Why can taking this step be hard for us? I’d say that simply asking for help doesn’t come naturally to us. We might be ashamed of our circumstances or situation. We might think that no one else gets it. We might think there’s just no better way than what we’ve come up with ourselves. As a person who struggles with trying to think myself through situations, I have come to learn that sharing and processing what I’m going through with others is extremely helpful; and that sharing with someone who is ahead of me is even better.
Think about financial decisions that you have made during your lifetime – the good, the bad, the ugly. How about buying your first house? First car? First timeshare (uh oh…). What did you learn? Now rewind: If you would have received counsel from someone at least ten years ahead of you, do you think the bad/ugly decisions could have been avoided? Probably so.
What about your peers? Most likely they are signing up for the same college credit card only to get a free t-shirt. Then yes, that “free” t-shirt ends up costing you hundreds to thousands of dollars in interest for the tv or vacation you really couldn’t afford. What if you had sought counsel from someone at least 10 years ahead of you who showed financial responsibility? Do you think that they would have advised you differently than your peers? Most likely so.
What about us – financial planners? We are experts in this field, but does that mean we don’t need to seek financial counsel from someone ahead of us?
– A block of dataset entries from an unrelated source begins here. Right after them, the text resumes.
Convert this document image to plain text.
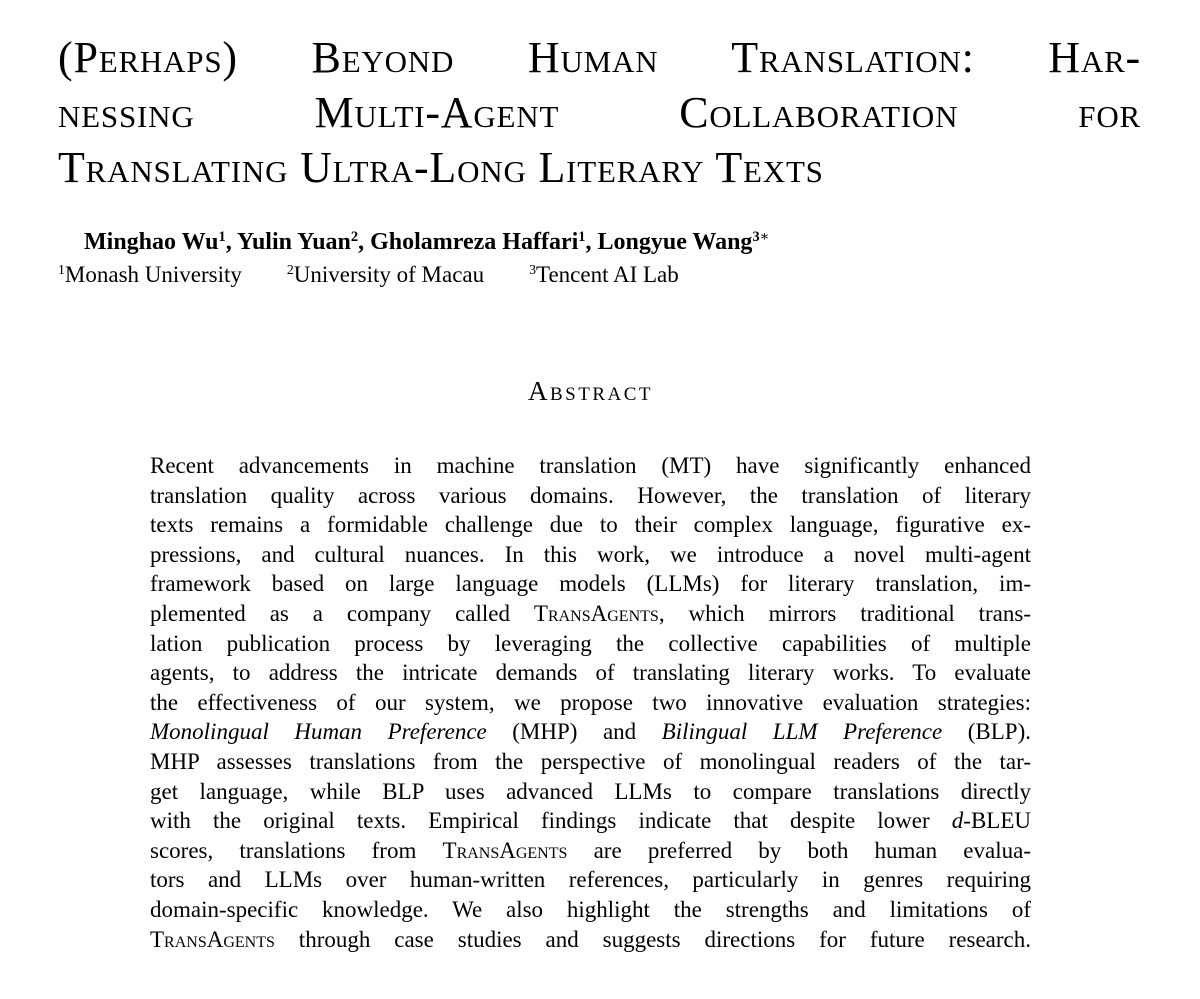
(Perhaps) Beyond Human Translation: Har-
nessing Multi-Agent Collaboration for
Translating Ultra-Long Literary Texts
Minghao Wu$^1$, Yulin Yuan$^2$, Gholamreza Haffari$^1$, Longyue Wang$^{3∗}$
$^1$Monash University	$^2$University of Macau	$^3$Tencent AI Lab
Abstract
Recent advancements in machine translation (MT) have significantly enhanced
translation quality across various domains. However, the translation of literary
texts remains a formidable challenge due to their complex language, figurative ex-
pressions, and cultural nuances. In this work, we introduce a novel multi-agent
framework based on large language models (LLMs) for literary translation, im-
plemented as a company called TransAgents, which mirrors traditional trans-
lation publication process by leveraging the collective capabilities of multiple
agents, to address the intricate demands of translating literary works. To evaluate
the effectiveness of our system, we propose two innovative evaluation strategies:
Monolingual Human Preference (MHP) and Bilingual LLM Preference (BLP).
MHP assesses translations from the perspective of monolingual readers of the tar-
get language, while BLP uses advanced LLMs to compare translations directly
with the original texts. Empirical findings indicate that despite lower d-BLEU
scores, translations from TransAgents are preferred by both human evalua-
tors and LLMs over human-written references, particularly in genres requiring
domain-specific knowledge. We also highlight the strengths and limitations of
TransAgents through case studies and suggests directions for future research.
I have been challenged to seek out a financial mentor. Just as you, we’ve found that it’s 100% impossible to check all emotions at the door when it comes to our own financial decisions. We need sound guidance – the same guidance we give to our clients.
As we seek out a mentor, we’re also challenged to seek out someone behind us that we can help. How do we find these people? Pray that the Lord would bring these people into your life. Open your eyes to those already around you. They may not be far away.
In closing, I’ll share wise counsel that the speaker received from someone ahead of him during a critical time in his life: “Make decisions today that you will least regret in ten years.” That’s good. What’s this all about? Priorities.
So now what? Make that call. Send that text or email. Take the risk. I just did.